The problem with trying to ensure that a PM can’t shut down parliament to avoid a vote of non-confidence is that the alternatives are always worse. Chong proposes that Parliament sit an additional two days to deal with unfinished business and votes before dissolution or prorogation is granted, but this is inherently problematic. Aside from the fact that it gives no time for bills to pass with proper scrutiny, it sets up a situation where a government that has lost the confidence of the chamber has a grace period for pushing through legislation, regulation, or Orders in Council. That’s a problem. The demand that Parliament meet two weeks after a general election (rather than six to eight weeks) is also mystifying. I know that Mark Jarvis and company thought it was a swell idea in their Democratizing the Constitution book, but what problem is it solving? It’s a major logistical challenge to get 338 MPs to Ottawa in two weeks, get them offices, orientation sessions, oaths sworn, and a cabinet chosen and sworn in, not to mention the entire transition of a government and writing a Throne Speech in two weeks. The rush to test the confidence of the new chamber is a bit of a false premise considering that barring the formation of a coalition government, it’s a pro forma exercise. If the GG is genuinely concerned that the PM won’t have confidence, he or she either won’t appoint them as PM, or he or she won’t start signing Orders-in-Council or making appointments until that confidence is tested. It does absolutely nothing to rein in the power of the PMO or to hold a government more accountable. If anything, it would lead to bigger problems because as the saying goes, haste makes waste, and this is a lot of unnecessary haste.

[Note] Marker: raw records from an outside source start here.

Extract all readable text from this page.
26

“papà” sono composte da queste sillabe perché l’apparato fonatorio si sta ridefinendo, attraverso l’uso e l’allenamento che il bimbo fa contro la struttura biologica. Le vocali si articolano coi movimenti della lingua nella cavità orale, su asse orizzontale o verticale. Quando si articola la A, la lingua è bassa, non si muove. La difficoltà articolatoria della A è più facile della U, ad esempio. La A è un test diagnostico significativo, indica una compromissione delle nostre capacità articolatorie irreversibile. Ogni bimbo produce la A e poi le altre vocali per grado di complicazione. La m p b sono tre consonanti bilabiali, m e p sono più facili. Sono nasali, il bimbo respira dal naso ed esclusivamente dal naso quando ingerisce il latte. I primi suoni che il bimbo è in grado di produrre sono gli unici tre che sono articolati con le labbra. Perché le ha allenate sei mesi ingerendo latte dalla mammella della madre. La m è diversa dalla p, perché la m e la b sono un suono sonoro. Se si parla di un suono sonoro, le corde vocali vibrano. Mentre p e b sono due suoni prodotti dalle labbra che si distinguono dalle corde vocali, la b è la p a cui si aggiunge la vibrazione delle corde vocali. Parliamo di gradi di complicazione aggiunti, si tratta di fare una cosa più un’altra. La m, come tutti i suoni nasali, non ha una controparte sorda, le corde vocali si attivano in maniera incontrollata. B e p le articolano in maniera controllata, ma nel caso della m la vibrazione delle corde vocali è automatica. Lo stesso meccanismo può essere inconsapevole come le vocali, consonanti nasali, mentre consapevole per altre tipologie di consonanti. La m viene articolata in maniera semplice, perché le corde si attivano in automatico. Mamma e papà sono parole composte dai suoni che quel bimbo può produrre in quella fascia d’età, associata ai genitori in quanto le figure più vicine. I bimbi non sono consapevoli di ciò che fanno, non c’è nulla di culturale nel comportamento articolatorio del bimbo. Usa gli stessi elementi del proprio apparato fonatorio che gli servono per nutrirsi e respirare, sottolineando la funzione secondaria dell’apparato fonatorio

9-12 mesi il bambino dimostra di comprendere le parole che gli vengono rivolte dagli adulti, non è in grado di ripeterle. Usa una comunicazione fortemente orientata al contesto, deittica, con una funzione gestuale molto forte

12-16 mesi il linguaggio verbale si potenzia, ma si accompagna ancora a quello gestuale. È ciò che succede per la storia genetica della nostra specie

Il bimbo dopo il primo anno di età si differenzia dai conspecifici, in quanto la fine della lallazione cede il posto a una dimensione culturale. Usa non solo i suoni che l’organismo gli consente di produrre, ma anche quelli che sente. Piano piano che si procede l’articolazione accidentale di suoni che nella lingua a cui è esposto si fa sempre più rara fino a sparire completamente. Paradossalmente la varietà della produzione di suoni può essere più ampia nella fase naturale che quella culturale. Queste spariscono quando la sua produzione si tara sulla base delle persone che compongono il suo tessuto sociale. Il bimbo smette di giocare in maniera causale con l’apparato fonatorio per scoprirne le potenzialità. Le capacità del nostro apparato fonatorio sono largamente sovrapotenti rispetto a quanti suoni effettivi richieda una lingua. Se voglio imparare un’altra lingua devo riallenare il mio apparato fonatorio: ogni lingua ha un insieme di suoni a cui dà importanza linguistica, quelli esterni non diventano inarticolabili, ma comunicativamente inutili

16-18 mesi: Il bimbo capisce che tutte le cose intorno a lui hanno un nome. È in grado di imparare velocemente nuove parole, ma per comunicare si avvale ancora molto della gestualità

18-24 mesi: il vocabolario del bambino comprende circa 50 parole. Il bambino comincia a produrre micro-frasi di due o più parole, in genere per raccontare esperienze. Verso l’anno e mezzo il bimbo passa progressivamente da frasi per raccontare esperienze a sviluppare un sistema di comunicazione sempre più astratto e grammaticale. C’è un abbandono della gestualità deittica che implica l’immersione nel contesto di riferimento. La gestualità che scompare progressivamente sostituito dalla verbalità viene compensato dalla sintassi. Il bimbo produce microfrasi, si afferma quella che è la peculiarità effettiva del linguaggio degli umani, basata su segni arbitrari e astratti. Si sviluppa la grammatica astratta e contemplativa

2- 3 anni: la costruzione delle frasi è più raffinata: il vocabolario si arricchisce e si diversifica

If you want something that will have a more meaningful impact on the practice of prorogation, then restore the tradition of a prorogation speech, which forces a government to justify why it’s doing so in a public manner and to explain their accomplishments rather than just being able to phone up the GG when Parliament isn’t sitting. (More on this in my forthcoming book). It will have a greater impact than anything that Chong suggests with this plan.